Indian share markets will be guided by the crude oil prices, trend in global stock markets, Global central bank’s policy decisions, the movement of the rupee against the dollar, as per analysts point of view.
Investment by foreign portfolio investors (FPIs) and domestic institutional investors (DIIs) will be monitored. The key thing to watch out for in the coming weeks would be the US bond yields because any rise in yields can take out the FII money from developing countries like India to western markets and could also be a risk for emerging markets currencies.
Indian equities followed global cues throughout the last week. The rise in US bond yield kept the volatility high, swaying between gains and losses. Although a fall in US unemployment rate and the signing of the stimulus bill helped the market in between, but continuous rising bond yields outweighed market sentiments, analysts said. During the holiday-shortened last week, the 30-share BSE benchmark index gained 386.76 points or 0.78 percent.

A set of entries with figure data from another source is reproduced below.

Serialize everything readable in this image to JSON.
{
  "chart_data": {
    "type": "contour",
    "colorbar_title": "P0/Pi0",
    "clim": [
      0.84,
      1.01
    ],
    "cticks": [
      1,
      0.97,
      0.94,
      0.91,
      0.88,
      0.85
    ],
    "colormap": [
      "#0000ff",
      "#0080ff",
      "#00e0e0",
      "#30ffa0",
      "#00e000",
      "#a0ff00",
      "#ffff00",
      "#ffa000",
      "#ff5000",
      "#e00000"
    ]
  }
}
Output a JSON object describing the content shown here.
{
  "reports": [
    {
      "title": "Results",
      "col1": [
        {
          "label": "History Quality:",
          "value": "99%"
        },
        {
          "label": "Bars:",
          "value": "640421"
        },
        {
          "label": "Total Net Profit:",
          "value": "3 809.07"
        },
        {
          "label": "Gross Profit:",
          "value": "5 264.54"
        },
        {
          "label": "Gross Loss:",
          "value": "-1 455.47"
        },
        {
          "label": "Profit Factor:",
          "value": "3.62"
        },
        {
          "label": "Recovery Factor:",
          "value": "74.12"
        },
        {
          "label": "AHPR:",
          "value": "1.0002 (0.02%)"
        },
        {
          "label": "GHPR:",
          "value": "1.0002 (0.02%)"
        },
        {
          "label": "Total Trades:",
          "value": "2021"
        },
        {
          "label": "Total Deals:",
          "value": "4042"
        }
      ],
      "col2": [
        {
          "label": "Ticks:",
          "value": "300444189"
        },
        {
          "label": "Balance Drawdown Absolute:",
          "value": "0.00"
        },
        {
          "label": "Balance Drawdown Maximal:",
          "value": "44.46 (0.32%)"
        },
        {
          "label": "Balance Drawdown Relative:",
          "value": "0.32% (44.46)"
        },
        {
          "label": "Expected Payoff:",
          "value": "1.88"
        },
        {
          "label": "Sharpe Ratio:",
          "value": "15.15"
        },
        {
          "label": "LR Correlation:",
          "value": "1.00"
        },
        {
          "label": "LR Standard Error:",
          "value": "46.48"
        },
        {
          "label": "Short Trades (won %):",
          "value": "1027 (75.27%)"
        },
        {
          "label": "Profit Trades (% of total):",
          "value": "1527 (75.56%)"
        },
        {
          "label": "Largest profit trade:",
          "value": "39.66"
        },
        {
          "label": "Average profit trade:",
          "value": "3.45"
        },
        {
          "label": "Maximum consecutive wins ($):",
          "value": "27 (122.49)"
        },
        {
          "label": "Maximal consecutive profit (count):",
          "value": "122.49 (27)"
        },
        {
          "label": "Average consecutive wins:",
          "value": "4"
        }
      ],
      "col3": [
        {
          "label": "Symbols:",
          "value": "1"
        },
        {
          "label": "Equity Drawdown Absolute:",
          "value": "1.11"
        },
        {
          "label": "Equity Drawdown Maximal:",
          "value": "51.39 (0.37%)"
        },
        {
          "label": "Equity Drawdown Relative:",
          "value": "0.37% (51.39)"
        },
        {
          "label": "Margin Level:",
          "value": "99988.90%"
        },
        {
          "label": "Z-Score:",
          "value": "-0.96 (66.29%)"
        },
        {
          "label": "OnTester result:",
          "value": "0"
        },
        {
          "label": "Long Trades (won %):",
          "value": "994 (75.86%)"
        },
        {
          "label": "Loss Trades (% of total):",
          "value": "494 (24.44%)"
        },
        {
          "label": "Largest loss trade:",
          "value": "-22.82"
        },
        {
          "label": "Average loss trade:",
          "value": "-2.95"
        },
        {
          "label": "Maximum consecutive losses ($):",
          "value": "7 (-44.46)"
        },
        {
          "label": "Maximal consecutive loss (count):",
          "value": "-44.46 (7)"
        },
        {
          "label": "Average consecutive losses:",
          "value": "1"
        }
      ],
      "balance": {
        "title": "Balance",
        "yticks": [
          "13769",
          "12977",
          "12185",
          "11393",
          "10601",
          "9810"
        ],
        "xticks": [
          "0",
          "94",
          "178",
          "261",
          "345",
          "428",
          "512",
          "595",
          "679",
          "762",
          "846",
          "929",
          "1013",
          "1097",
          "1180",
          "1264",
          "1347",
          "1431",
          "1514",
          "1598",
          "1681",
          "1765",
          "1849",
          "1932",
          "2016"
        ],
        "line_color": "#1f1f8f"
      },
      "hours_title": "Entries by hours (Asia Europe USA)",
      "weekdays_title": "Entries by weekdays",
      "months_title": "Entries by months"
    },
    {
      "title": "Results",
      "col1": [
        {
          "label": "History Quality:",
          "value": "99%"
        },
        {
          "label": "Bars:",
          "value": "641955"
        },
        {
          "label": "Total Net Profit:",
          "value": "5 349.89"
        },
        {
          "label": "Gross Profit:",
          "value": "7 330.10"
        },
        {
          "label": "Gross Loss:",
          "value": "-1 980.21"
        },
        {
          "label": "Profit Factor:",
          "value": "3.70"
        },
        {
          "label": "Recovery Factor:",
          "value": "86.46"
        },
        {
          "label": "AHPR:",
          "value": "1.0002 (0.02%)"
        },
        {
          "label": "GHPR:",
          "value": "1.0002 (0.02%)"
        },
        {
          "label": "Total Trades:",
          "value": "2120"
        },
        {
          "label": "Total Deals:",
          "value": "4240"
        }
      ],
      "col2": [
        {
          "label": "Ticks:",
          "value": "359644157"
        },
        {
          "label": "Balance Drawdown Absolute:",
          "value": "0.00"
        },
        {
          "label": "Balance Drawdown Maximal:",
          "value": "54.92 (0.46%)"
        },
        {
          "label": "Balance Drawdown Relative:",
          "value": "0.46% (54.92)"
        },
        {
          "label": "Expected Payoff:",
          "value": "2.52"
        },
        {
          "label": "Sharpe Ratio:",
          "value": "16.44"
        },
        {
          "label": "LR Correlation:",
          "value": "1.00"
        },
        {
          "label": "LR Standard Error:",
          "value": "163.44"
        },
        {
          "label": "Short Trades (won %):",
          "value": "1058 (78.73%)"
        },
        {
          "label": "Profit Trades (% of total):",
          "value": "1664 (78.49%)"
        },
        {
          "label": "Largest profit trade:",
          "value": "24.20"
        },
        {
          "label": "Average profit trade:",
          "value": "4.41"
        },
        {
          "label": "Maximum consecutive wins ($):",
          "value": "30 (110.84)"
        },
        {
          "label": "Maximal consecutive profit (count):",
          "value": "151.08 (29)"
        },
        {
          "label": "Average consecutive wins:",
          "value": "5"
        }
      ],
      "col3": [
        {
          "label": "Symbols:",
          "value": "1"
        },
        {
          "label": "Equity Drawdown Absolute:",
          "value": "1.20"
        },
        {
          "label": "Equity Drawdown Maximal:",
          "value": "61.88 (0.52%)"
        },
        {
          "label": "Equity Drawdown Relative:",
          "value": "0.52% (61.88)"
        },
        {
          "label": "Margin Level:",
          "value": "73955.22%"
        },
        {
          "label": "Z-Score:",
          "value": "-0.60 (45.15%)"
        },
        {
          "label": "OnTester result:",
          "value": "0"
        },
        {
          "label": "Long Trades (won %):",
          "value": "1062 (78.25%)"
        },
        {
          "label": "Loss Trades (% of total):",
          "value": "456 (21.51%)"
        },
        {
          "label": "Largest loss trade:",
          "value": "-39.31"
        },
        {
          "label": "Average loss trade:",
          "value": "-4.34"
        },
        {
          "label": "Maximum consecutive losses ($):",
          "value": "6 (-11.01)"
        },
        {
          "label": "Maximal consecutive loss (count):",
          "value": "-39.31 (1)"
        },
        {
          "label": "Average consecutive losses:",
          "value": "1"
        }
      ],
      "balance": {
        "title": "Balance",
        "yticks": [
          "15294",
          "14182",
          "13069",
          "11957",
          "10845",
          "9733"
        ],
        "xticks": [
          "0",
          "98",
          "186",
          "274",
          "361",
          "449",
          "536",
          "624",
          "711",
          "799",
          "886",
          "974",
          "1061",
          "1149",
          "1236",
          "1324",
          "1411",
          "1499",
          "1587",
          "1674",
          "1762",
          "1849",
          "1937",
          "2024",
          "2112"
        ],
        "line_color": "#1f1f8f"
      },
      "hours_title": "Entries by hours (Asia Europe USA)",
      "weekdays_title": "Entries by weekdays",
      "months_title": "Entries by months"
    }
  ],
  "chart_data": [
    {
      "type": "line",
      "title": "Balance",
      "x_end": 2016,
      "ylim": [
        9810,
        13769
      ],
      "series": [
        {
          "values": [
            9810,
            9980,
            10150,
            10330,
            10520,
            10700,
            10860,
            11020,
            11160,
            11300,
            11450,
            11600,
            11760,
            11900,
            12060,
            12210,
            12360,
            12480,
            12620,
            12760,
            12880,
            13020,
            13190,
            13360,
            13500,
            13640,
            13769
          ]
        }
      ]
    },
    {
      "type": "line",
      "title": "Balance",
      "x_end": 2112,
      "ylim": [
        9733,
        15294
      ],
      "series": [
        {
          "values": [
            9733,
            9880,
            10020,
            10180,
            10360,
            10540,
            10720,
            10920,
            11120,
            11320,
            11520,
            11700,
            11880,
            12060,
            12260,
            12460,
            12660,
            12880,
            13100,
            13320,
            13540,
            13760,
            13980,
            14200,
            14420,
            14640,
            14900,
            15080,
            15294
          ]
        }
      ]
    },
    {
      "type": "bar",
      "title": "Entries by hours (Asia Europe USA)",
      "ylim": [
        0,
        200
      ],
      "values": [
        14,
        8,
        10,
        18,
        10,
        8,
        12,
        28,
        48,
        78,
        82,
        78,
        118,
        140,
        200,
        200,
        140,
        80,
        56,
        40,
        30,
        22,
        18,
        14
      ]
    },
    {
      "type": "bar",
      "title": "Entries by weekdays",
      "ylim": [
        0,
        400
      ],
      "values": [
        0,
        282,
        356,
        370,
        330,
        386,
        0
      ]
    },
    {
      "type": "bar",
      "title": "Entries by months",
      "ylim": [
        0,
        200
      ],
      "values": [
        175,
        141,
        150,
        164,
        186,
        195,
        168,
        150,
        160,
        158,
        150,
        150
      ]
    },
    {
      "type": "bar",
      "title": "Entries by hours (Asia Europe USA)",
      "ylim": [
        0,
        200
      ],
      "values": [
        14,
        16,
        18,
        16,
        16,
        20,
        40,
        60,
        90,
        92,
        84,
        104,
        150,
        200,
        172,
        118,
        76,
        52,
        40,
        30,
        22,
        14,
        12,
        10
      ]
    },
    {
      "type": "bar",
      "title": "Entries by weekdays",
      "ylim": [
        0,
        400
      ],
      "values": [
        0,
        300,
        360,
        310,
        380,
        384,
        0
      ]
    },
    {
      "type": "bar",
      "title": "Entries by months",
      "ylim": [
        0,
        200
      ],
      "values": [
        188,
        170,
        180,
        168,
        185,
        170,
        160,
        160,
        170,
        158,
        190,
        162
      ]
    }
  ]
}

"Markets will first react to macroeconomic data viz IIP and CPI inflation, which came in after market hours on Friday, analyst said. Next, WPI inflation is scheduled for March 15.
The market would also depend on the investment trend of foreign portfolio investors, movement of the rupee against the US dollar and Brent crude prices. Extending its gaining streak for the third day in a row, the Indian rupee advanced by another 12 paise to close at 72.79 against the US dollar on weekend.